Alternative Investment Opportunities: A Closer Look at REITs and Peer-to-Peer Lending

In the complex world of finance, traditional investment options such as stocks, bonds, and mutual funds are well-known. However, there are alternative investment strategies that can potentially offer higher returns, along with a degree of risk. One such option is Real Estate Investment Trusts (REITs), and another is Peer-to-Peer (P2P) lending. In this article, we will delve into these alternative investment opportunities, their benefits, risks, and how they can be included in your financial strategy.

Alternative Investment Opportunities: A Closer Look at REITs and Peer-to-Peer Lending

Historical Context and Key Developments

REITs were established in the U.S. in 1960 as a way for small investors to gain exposure to large-scale, income-producing real estate investments. They are companies that own, operate, or finance income-generating real estate and distribute a majority of their income as dividends to shareholders. On the other hand, P2P lending, a relatively newer concept, emerged in the mid-2000s. It connects borrowers directly with investors, bypassing traditional banks and financial institutions.

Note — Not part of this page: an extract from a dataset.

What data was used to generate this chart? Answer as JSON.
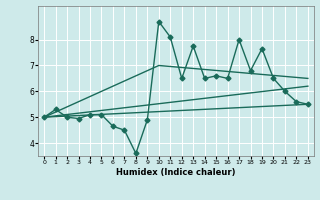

REITs have become a popular investment choice due to their potential for high dividend yields and the opportunity for capital appreciation. Currently, there are more than 225 publicly traded REITs in the U.S., representing a market capitalization of over $1 trillion. Meanwhile, P2P lending has been gaining traction as an investment option for those looking for yield in a low-interest-rate environment. It has grown into a multi-billion dollar industry, with platforms such as LendingClub and Prosper leading the way.

Impact, Benefits, and Risks

Investing in REITs allows investors to diversify their portfolio and gain exposure to the real estate sector without the need for managing physical properties. Meanwhile, P2P lending provides the potential for higher returns compared to traditional fixed-income investments. However, these alternative investments also come with their own set of risks. REITs are subject to real estate market fluctuations, and P2P loans have a higher risk of default as they are often unsecured.

Real-World Applications

Investors can buy shares of REITs on major stock exchanges, similar to purchasing stocks. P2P lending platforms allow investors to select individual loans to invest in or use automated investing tools to diversify their investments across multiple loans.


Applying These Investment Options

  • Consider your risk tolerance: Both REITs and P2P lending carry unique risks. Make sure these align with your overall investment strategy.

  • Diversify: Don’t put all your eggs in one basket. Consider spreading your investment across different asset classes.

  • Research: Before investing in a REIT or P2P lending platform, conduct thorough research or consult a financial advisor.


In conclusion, while REITs and P2P lending offer attractive alternative investment opportunities, they are not without risk. It’s crucial to understand these risks and how these investments fit into your overall financial strategy. As with any investment, knowledge is power - the more informed you are, the better financial decisions you can make.